Bu milletin size inanması ve güvenmesi için gerçeklerin anlatılması, bu süreç sonunda yolun nereye gideceğinin açıkça anlatılması gerekmez mi?

Burada şu hususu da açıkça belirtmek gerekiyor;

Bu millet ne başbakana, ne de akillere inanmıyor ve güvenmiyor. İmralı, Kandil ve BDP üçgeninde hangi senaryolar yazılıyor, hangi oyunlar sahneye konulmak isteniyor bütün bunların halka anlatılması istenmektedir.

Sürece destek verenlerin dillerinden düşürmedikleri “düşmanlıklara son verelim, barışalım, helalleşelim” söylemleridir. Bunu söyleyenlere bu millet sormayacak mıdır ki, “Düşman kimdir” şayet gerçekten ortada bir düşman varsa o zaman barıştan söz edilebilir.

Akillerin dilinden düşürmediği “savaş bitsin” cümlesinde bahsedilen savaş, kiminle kim arasında yapılmaktadır. Akiller bu millete öncelikle bunun cevabını vermek zorundadırlar.

Türkiye’de şu anda bir savaş durumu yok. Türkiye’nin terör ve teröristle bir mücadelesi vardır. Etnik bir kesimin terörü bu millete dayatarak, terör yoluyla taleplerini elde etmek isteyenler vardır.

Ne Türkler Kürtleri, ne de Kürtler Türkleri öldürmüyor, aksine PKK terörü güneydoğuda kendi etnik kimliğindeki binlerce insanı da katletmiştir.

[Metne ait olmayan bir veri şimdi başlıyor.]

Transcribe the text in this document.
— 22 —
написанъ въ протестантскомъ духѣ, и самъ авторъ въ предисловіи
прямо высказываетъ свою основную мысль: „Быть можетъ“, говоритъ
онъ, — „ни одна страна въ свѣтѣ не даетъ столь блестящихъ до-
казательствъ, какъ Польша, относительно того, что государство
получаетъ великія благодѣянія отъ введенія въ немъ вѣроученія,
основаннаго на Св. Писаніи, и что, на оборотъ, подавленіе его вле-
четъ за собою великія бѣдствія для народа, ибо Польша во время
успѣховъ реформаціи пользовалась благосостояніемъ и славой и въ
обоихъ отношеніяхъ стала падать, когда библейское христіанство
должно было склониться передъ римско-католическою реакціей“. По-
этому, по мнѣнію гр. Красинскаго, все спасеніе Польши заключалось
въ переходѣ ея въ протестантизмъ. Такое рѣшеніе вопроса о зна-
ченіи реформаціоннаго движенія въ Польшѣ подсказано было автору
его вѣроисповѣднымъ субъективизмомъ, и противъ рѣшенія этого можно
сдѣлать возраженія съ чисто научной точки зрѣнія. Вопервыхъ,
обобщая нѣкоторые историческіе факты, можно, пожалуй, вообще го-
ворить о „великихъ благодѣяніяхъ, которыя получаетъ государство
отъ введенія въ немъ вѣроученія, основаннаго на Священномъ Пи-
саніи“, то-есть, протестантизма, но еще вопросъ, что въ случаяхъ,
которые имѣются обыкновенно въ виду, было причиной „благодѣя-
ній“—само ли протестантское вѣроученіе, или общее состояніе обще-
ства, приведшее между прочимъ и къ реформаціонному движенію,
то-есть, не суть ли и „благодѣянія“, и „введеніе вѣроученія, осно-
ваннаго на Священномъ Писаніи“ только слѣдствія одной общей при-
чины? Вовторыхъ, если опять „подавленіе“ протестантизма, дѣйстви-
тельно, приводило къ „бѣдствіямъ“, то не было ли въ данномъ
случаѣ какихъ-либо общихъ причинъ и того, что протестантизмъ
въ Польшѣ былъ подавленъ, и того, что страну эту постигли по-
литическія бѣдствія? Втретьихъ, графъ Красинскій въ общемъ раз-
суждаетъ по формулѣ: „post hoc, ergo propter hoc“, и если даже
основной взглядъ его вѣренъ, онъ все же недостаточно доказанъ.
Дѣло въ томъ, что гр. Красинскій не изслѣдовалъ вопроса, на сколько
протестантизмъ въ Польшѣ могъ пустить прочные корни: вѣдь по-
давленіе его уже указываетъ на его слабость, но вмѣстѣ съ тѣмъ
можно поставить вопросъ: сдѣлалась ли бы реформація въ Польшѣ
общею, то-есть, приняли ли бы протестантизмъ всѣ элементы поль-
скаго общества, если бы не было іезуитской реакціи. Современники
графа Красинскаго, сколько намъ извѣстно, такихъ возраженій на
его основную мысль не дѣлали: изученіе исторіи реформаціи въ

Bu yurdun güneydoğusundan onlarca şehit cenazesi gelmiş, şehit cenazeleri kalabalık topluluklar tarafından kaldırılırken o bölgede bulunan bir tane Kürt kökenli insanımıza saldırılmamış, evi, iş yeri yakılmamıştır.

Bu millet Türküyle, Kürdüyle, Boşnağı ile bir bütün olduğunu asla unutmamış, dün olduğu gibi bugünde alışveriş yaparken, işçi alımı yaparken bu milletin çocuklarını etnik kimliklerini sorgulamamış, ayırım yapmamıştır.

Yıllardır birbirine sahip çıkmış, beraberce yaşamış bu insanları etnik kimliklere bölmek, Kürt halkıyla helalleşmek de nereden çıktı, asıl bu soruyu akillere sormak lazım.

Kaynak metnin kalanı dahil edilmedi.